I'm modeling a large thermal energy storage based on the actual shop drawings of the tank. Unfortunately I cannot share the actual propriatery model, but the approach I'm taking right now is:

- Solver: Pressure-Based, Absolute Velocity Formulation, Transient Time, Gravity on.

- Models: Energy on, Viscosity is Realizable k-ε, Standard Wall Functions, Full Buoyancy Effects.

- Fluid: water (single phase), Boussinesq density.

- Boundary conditions: mass-flow-inlet for inlet; and I tried outflow, mass-flow-outlet and pressure-outlet for outlet.

- Operating conditions: Gravity on, Variable-Density Parameters also on.

- Methods: SIMPLE scheme, Second Order Upwind for Energy, but I left First Order Upwind for k and ε.

Anything I didn't mention is left at the default values.

 

The inlet - hot temperature charging - is at high level, and the outlet - low temperature discharging - is at low level. I set the density, temperature and thermal expansion coefficient under Fluid and Operating Conditions to match the low temperature state. I set the time step so that my Courant number is below 1, and I set the number of steps to capture one full volume change based on the actual charge/discharge mass flow rate.

 

The thing with my simulations is, I'm seeing significant temperature diffusion from top, hot layer, and towards the very bottom of the tank. I can observe stratification visually and thermocline appears to be fairly tight just by looking at the contours. But the temperature at the bottom of the tank, near the outlet, rises sharply early on and reaches 1/2 or 2/3 of the inlet-outlet temperature difference range. The whole time thermocline appears to be located in the upper 1/4 of the tank height, and doesn't drop towards the low level.

 

I don't expect this to be correct based on the temperature sensors reading from similar tanks, nor did I expect to see it after reading different papers on this type of simulations. I would expect the temperature at the outlet to not change at all during the most of the duration of the sim and raise only towards the end of the sim.

 

I initially set the outlet to outflow, but after reading the notes on fully developed flow I tried other outlet boundary conditions. Still, the results are fairly similar, which makes me think there is something else to fix in my model.  Any ideas on what I can modify in my approach?

[Rob]

Typically academic work would be published under the terms of the licence, so please ensure you're within any terms agreed with the University. 
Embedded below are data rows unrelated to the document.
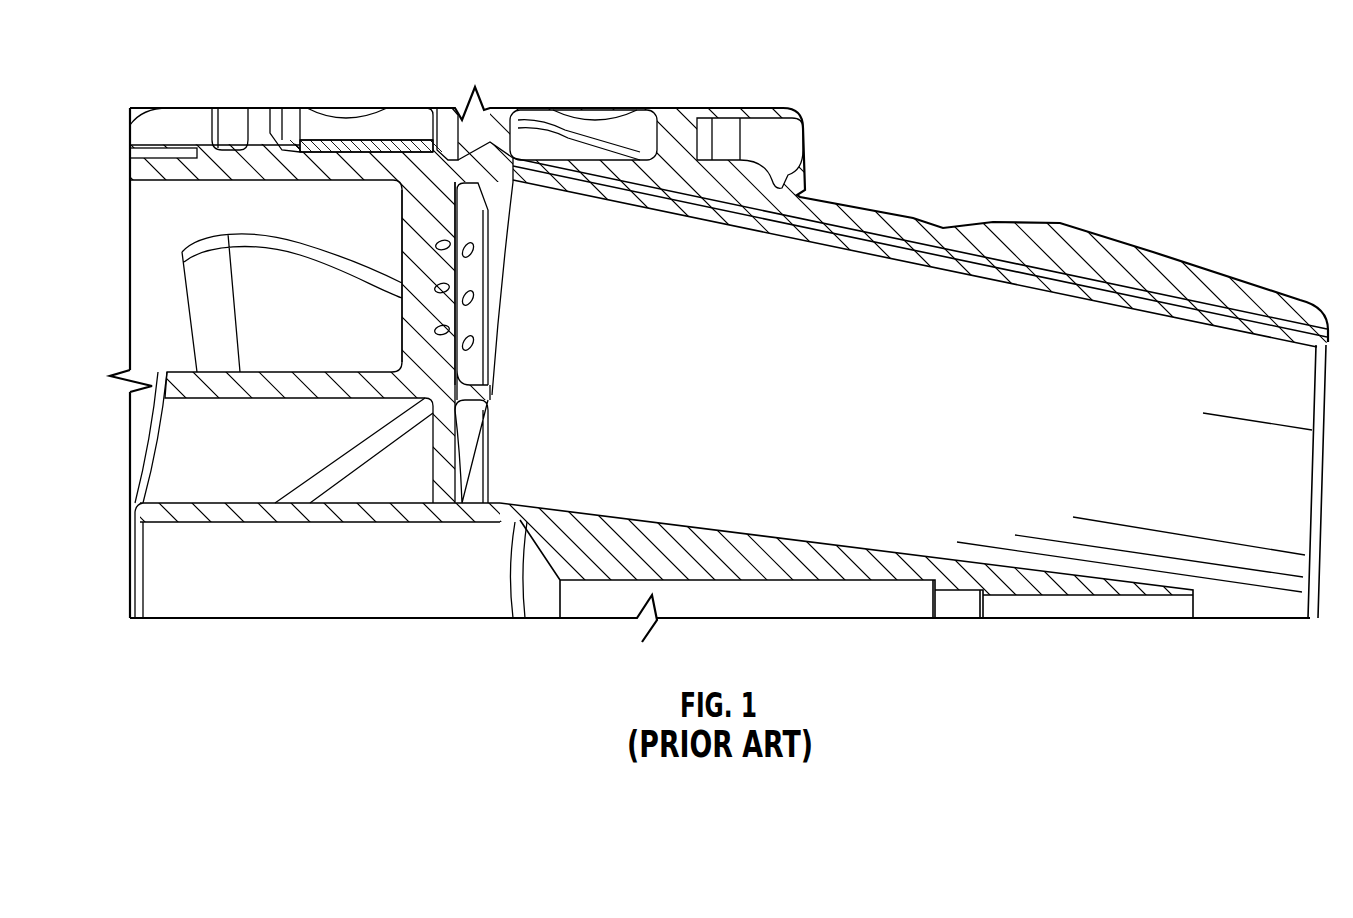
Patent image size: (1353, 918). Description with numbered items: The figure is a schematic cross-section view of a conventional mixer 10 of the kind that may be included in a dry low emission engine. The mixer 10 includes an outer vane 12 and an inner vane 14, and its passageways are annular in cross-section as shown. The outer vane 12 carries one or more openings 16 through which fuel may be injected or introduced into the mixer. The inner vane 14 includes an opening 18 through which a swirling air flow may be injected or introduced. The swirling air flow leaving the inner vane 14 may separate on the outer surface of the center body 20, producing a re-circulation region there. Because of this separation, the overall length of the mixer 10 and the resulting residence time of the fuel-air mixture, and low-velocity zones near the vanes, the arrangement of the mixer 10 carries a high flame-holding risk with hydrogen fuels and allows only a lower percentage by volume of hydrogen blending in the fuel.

The mixer 10 is at (200, 58).
The outer vane 12 is at (428, 258).
The inner vane 14 is at (393, 462).
The openings 16 is at (480, 253).
The opening 18 is at (480, 463).
The center body 20 is at (903, 540).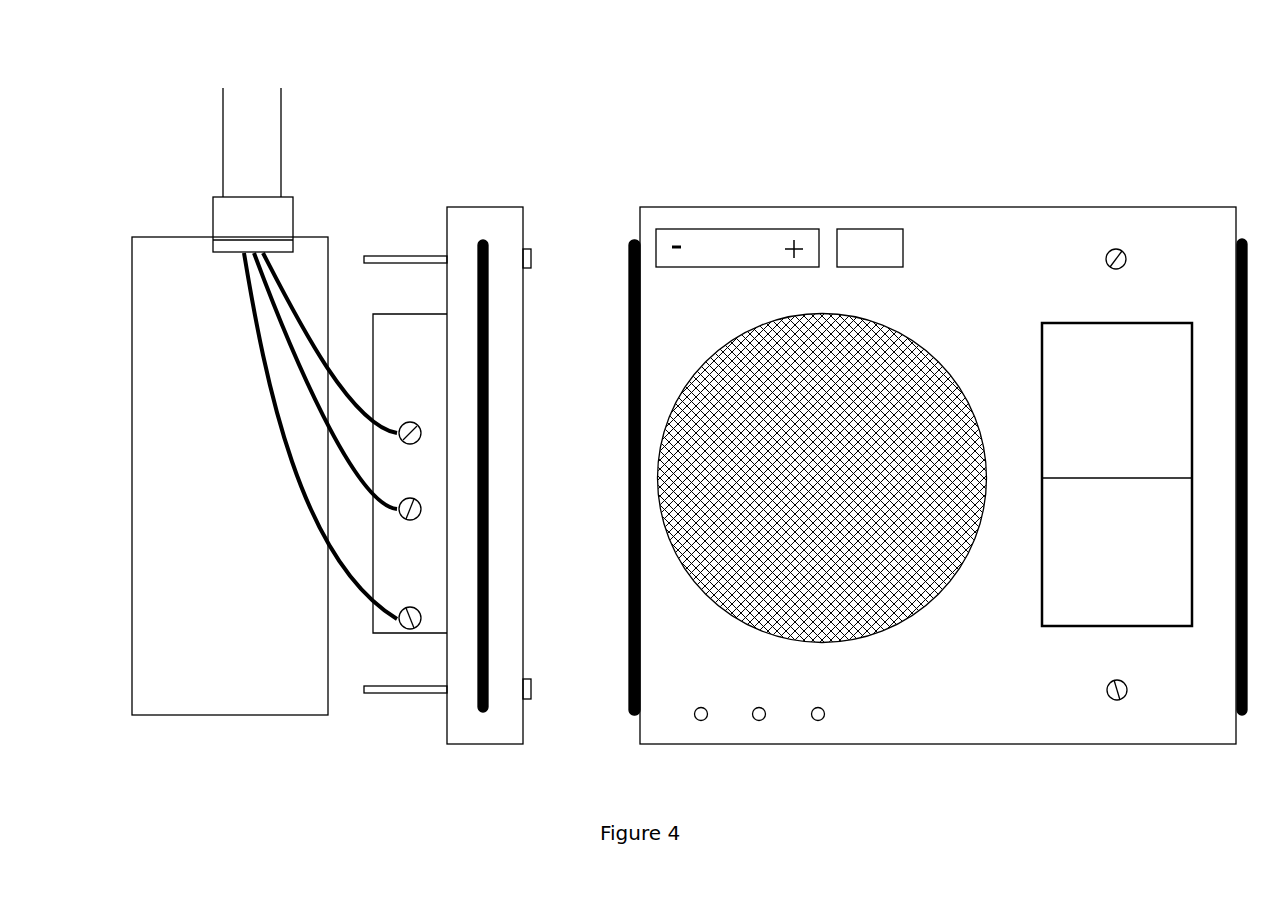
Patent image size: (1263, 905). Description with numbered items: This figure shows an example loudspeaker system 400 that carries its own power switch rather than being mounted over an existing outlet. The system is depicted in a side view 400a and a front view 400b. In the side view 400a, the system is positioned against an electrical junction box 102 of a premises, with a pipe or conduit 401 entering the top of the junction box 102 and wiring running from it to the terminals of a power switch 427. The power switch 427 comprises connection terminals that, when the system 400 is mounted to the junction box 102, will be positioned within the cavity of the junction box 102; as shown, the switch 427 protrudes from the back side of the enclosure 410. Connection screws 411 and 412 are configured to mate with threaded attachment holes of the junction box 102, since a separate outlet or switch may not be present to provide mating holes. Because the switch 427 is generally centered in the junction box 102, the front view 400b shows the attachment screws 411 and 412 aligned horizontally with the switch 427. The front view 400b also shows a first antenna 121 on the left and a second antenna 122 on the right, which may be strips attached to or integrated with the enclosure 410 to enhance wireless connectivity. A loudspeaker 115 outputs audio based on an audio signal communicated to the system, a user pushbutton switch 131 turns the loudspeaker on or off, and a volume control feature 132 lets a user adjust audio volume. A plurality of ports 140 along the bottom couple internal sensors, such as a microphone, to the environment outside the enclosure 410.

The loudspeaker system 400 is at (747, 85).
The side view 400a is at (541, 117).
The front view 400b is at (938, 117).
The pipe / conduit 401 is at (170, 120).
The electrical junction box 102 is at (185, 237).
The enclosure 410 is at (508, 206).
The first antenna 121 is at (478, 252).
The second antenna 122 is at (1236, 262).
The connection screw 411 is at (533, 256).
The connection screw 412 is at (533, 686).
The power switch 427 is at (372, 358).
The volume control feature 132 is at (738, 229).
The user pushbutton switch 131 is at (872, 229).
The loudspeaker 115 is at (752, 328).
The ports 140 is at (700, 721).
Given the water density isn't changing, try using a velocity inlet as it's generally more stable. Pressure outlet is correct, and 0 Pa is fine as a value as you're running single phase: check the outlet backflow temperature.  If you're seeing excessive diffusivity, check the fluid you have in the cell zone(s) as you won't be the first (nor the last) to accidentally set up water correctly and then run the model with air....  What temperature did you initialise the tank to?